Confirmed energy investments include:
• E.ON is announcing a major new cable installation contract for its £736m Humber Gateway offshore wind farm awarded to British company Balfour Beatty. Over 30km of wholly UK-manufactured cable will be installed to connect the wind farm
• JDR Cables is announcing that it has completed investment of £30million in its Hartlepool plant, bringing the company into a new phase of growth
• Helius Energy is announcing that it is working with a club of banks to project finance its 100MW Avonmouth dedicated biomass project at the Port of Bristol. The project will cost around £300m to construct and will create approximately 450 full time jobs during the construction phase and 40 new full-time long-term operations jobs. Further jobs will be created in relation to the maintenance and supply of the plant
• ECO2 has announced that construction will begin on the Sleaford Renewable Energy Plant within the next two weeks. Up to 250 people will be working on the site during construction of the 38MW straw fuelled biomass combined heat and power plant which is expected to employ up to 80 people when operational in 2014
• Banks Renewables is expected to announce a £21.9m funding agreement with The Co-operative Bank to fund the construction of the 20.4MW Penny Hill wind farm near Rotherham. The scheme will create 30 jobs during construction and a number of contracts will be awarded to local firms to supply material and conduct sub-contract works. Towers for the turbines will be manufactured by British engineering firm, Mabey Bridge, at their purpose-built factory near Chepstow

However, Green Energy UK is fighting back against the PM’s comments that green energy will be ‘cheap within years’. They say that despite misconceptions, green energy needn’t cost more than a regular tariff. Furthermore, Green Energy UK argues that despite the continued research and development surrounding the industry, the cost of renewable and green energy is continually competitive with traditional ‘brown’ tariffs, with some suppliers able to deliver eco-friendly energy at the same price as customers’ regional electricity companies.

Doug Stewart, CEO of Green Energy UK commented: “Today’s speech from David
Cameron stating that green energy will be ‘cheap within years’ casts an unfair aspersion that green and renewable energy is expensive in the UK. There is a general misconception that green energy means expensive energy, however, that doesn’t always have to be the case. Becoming ‘green’ does not need to mean you have to construct a wind farm in your garden, instead it may just mean opting for a renewable tariff from a green energy supplier.

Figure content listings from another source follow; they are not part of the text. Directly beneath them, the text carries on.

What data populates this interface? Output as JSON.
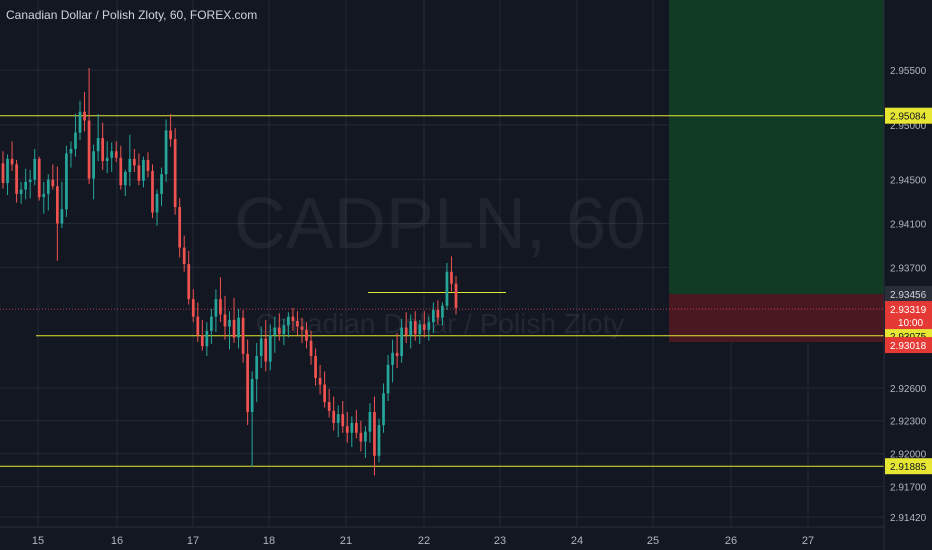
{
  "header": {
    "title": "Canadian Dollar / Polish Zloty, 60, FOREX.com"
  },
  "watermark": {
    "symbol": "CADPLN, 60",
    "name": "Canadian Dollar / Polish Zloty"
  },
  "colors": {
    "background": "#131722",
    "grid": "#232838",
    "up": "#26a69a",
    "down": "#ef5350",
    "level_line": "#e6e633",
    "profit_zone": "#123b26",
    "loss_zone": "#4a1820",
    "price_line": "#c03a4a",
    "axis_text": "#b2b5be"
  },
  "chart_data": {
    "type": "candlestick",
    "x_ticks": [
      "15",
      "16",
      "17",
      "18",
      "21",
      "22",
      "23",
      "24",
      "25",
      "26",
      "27"
    ],
    "y_ticks": [
      "2.95500",
      "2.95000",
      "2.94500",
      "2.94100",
      "2.93700",
      "2.92600",
      "2.92300",
      "2.92000",
      "2.91700",
      "2.91420"
    ],
    "ylim": [
      2.9133,
      2.9614
    ],
    "horizontal_levels": [
      {
        "price": 2.95084,
        "label": "2.95084",
        "color": "#e6e633"
      },
      {
        "price": 2.93075,
        "label": "2.93075",
        "color": "#e6e633"
      },
      {
        "price": 2.91885,
        "label": "2.91885",
        "color": "#e6e633"
      },
      {
        "price": 2.93456,
        "label": "2.93456",
        "color": "#2a2e39"
      }
    ],
    "current_price": {
      "price": 2.93319,
      "label": "2.93319",
      "countdown": "10:00"
    },
    "stop_price": {
      "price": 2.93018,
      "label": "2.93018"
    },
    "position": {
      "entry": 2.93456,
      "target_top": 2.9614,
      "stop": 2.93018
    },
    "short_level": {
      "price": 2.9347
    },
    "candles": [
      [
        2.9465,
        2.9476,
        2.9442,
        2.9447
      ],
      [
        2.9447,
        2.9473,
        2.9436,
        2.9469
      ],
      [
        2.9469,
        2.9485,
        2.9458,
        2.9464
      ],
      [
        2.9464,
        2.9468,
        2.9429,
        2.9437
      ],
      [
        2.9437,
        2.9448,
        2.9428,
        2.9441
      ],
      [
        2.9441,
        2.946,
        2.9432,
        2.9448
      ],
      [
        2.9448,
        2.9459,
        2.9433,
        2.945
      ],
      [
        2.945,
        2.9478,
        2.9445,
        2.9469
      ],
      [
        2.9469,
        2.9471,
        2.9431,
        2.9434
      ],
      [
        2.9434,
        2.9448,
        2.9419,
        2.9437
      ],
      [
        2.9437,
        2.9455,
        2.9422,
        2.945
      ],
      [
        2.945,
        2.9464,
        2.9441,
        2.9444
      ],
      [
        2.9444,
        2.9462,
        2.9376,
        2.941
      ],
      [
        2.941,
        2.9448,
        2.9406,
        2.9423
      ],
      [
        2.9423,
        2.9481,
        2.9416,
        2.9474
      ],
      [
        2.9474,
        2.9485,
        2.9461,
        2.9478
      ],
      [
        2.9478,
        2.951,
        2.9471,
        2.9493
      ],
      [
        2.9493,
        2.9522,
        2.9486,
        2.9512
      ],
      [
        2.9512,
        2.953,
        2.9494,
        2.9504
      ],
      [
        2.9504,
        2.9552,
        2.9446,
        2.9451
      ],
      [
        2.9451,
        2.9482,
        2.9432,
        2.9476
      ],
      [
        2.9476,
        2.951,
        2.9467,
        2.9488
      ],
      [
        2.9488,
        2.9502,
        2.9459,
        2.9467
      ],
      [
        2.9467,
        2.9485,
        2.9456,
        2.947
      ],
      [
        2.947,
        2.9484,
        2.9457,
        2.9476
      ],
      [
        2.9476,
        2.9485,
        2.9466,
        2.947
      ],
      [
        2.947,
        2.9481,
        2.9441,
        2.9445
      ],
      [
        2.9445,
        2.9459,
        2.9435,
        2.9457
      ],
      [
        2.9457,
        2.9491,
        2.9444,
        2.9469
      ],
      [
        2.9469,
        2.9478,
        2.9457,
        2.9463
      ],
      [
        2.9463,
        2.9474,
        2.9445,
        2.9449
      ],
      [
        2.9449,
        2.9471,
        2.9443,
        2.9468
      ],
      [
        2.9468,
        2.9475,
        2.9452,
        2.9458
      ],
      [
        2.9458,
        2.9464,
        2.9415,
        2.942
      ],
      [
        2.942,
        2.9441,
        2.9408,
        2.9437
      ],
      [
        2.9437,
        2.9461,
        2.9426,
        2.9455
      ],
      [
        2.9455,
        2.9505,
        2.9448,
        2.9495
      ],
      [
        2.9495,
        2.951,
        2.948,
        2.9487
      ],
      [
        2.9487,
        2.9497,
        2.9418,
        2.9425
      ],
      [
        2.9425,
        2.9433,
        2.9379,
        2.9388
      ],
      [
        2.9388,
        2.9399,
        2.9366,
        2.9373
      ],
      [
        2.9373,
        2.9385,
        2.9336,
        2.9341
      ],
      [
        2.9341,
        2.935,
        2.932,
        2.9325
      ],
      [
        2.9325,
        2.9338,
        2.9302,
        2.9308
      ],
      [
        2.9308,
        2.9322,
        2.9294,
        2.9298
      ],
      [
        2.9298,
        2.932,
        2.9289,
        2.9312
      ],
      [
        2.9312,
        2.9332,
        2.93,
        2.9325
      ],
      [
        2.9325,
        2.935,
        2.9311,
        2.9341
      ],
      [
        2.9341,
        2.9361,
        2.932,
        2.9327
      ],
      [
        2.9327,
        2.9344,
        2.9304,
        2.9316
      ],
      [
        2.9316,
        2.933,
        2.9295,
        2.9322
      ],
      [
        2.9322,
        2.9342,
        2.9301,
        2.9306
      ],
      [
        2.9306,
        2.9332,
        2.9296,
        2.9324
      ],
      [
        2.9324,
        2.9331,
        2.9283,
        2.9291
      ],
      [
        2.9291,
        2.9304,
        2.9226,
        2.9238
      ],
      [
        2.9238,
        2.9275,
        2.9188,
        2.9268
      ],
      [
        2.9268,
        2.9301,
        2.9247,
        2.9289
      ],
      [
        2.9289,
        2.9316,
        2.9278,
        2.9305
      ],
      [
        2.9305,
        2.9322,
        2.9275,
        2.9284
      ],
      [
        2.9284,
        2.9318,
        2.9276,
        2.9308
      ],
      [
        2.9308,
        2.9325,
        2.9292,
        2.9315
      ],
      [
        2.9315,
        2.9328,
        2.9303,
        2.9309
      ],
      [
        2.9309,
        2.9323,
        2.9299,
        2.9317
      ],
      [
        2.9317,
        2.9329,
        2.9306,
        2.9325
      ],
      [
        2.9325,
        2.9333,
        2.9312,
        2.9321
      ],
      [
        2.9321,
        2.933,
        2.9308,
        2.9316
      ],
      [
        2.9316,
        2.9324,
        2.9301,
        2.9313
      ],
      [
        2.9313,
        2.932,
        2.9296,
        2.9303
      ],
      [
        2.9303,
        2.9312,
        2.9281,
        2.9289
      ],
      [
        2.9289,
        2.9296,
        2.9262,
        2.9269
      ],
      [
        2.9269,
        2.9281,
        2.9254,
        2.9263
      ],
      [
        2.9263,
        2.9275,
        2.9242,
        2.9247
      ],
      [
        2.9247,
        2.9259,
        2.9233,
        2.9239
      ],
      [
        2.9239,
        2.9252,
        2.9221,
        2.9228
      ],
      [
        2.9228,
        2.9244,
        2.9215,
        2.9236
      ],
      [
        2.9236,
        2.9248,
        2.9219,
        2.9225
      ],
      [
        2.9225,
        2.9238,
        2.921,
        2.9219
      ],
      [
        2.9219,
        2.9234,
        2.9206,
        2.9228
      ],
      [
        2.9228,
        2.924,
        2.9214,
        2.9219
      ],
      [
        2.9219,
        2.923,
        2.9202,
        2.9211
      ],
      [
        2.9211,
        2.9225,
        2.9196,
        2.922
      ],
      [
        2.922,
        2.9246,
        2.921,
        2.9238
      ],
      [
        2.9238,
        2.9252,
        2.918,
        2.9198
      ],
      [
        2.9198,
        2.9232,
        2.9192,
        2.9226
      ],
      [
        2.9226,
        2.9264,
        2.9219,
        2.9255
      ],
      [
        2.9255,
        2.929,
        2.9248,
        2.9281
      ],
      [
        2.9281,
        2.9304,
        2.9265,
        2.9292
      ],
      [
        2.9292,
        2.931,
        2.9278,
        2.9289
      ],
      [
        2.9289,
        2.9323,
        2.9283,
        2.9315
      ],
      [
        2.9315,
        2.9329,
        2.9301,
        2.9308
      ],
      [
        2.9308,
        2.9327,
        2.9296,
        2.9321
      ],
      [
        2.9321,
        2.933,
        2.9303,
        2.9309
      ],
      [
        2.9309,
        2.9322,
        2.93,
        2.9318
      ],
      [
        2.9318,
        2.933,
        2.9306,
        2.9313
      ],
      [
        2.9313,
        2.9325,
        2.9303,
        2.932
      ],
      [
        2.932,
        2.9338,
        2.931,
        2.9331
      ],
      [
        2.9331,
        2.934,
        2.9318,
        2.9324
      ],
      [
        2.9324,
        2.9338,
        2.9317,
        2.9335
      ],
      [
        2.9335,
        2.9374,
        2.9331,
        2.9366
      ],
      [
        2.9366,
        2.938,
        2.9348,
        2.9355
      ],
      [
        2.9355,
        2.9362,
        2.9327,
        2.9333
      ]
    ]
  }
}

“With a number of smaller energy suppliers breaking into the market, the utilities industry is becoming more competitive. Smaller suppliers are able to offer value for money due to lower overheads and are still able to offer the advantages of UK-based customer support.

“At Green Energy UK we want truly clean power sourcing to become mainstream, enabling us to distance ourselves from overseas production and utilise home-grown energy.”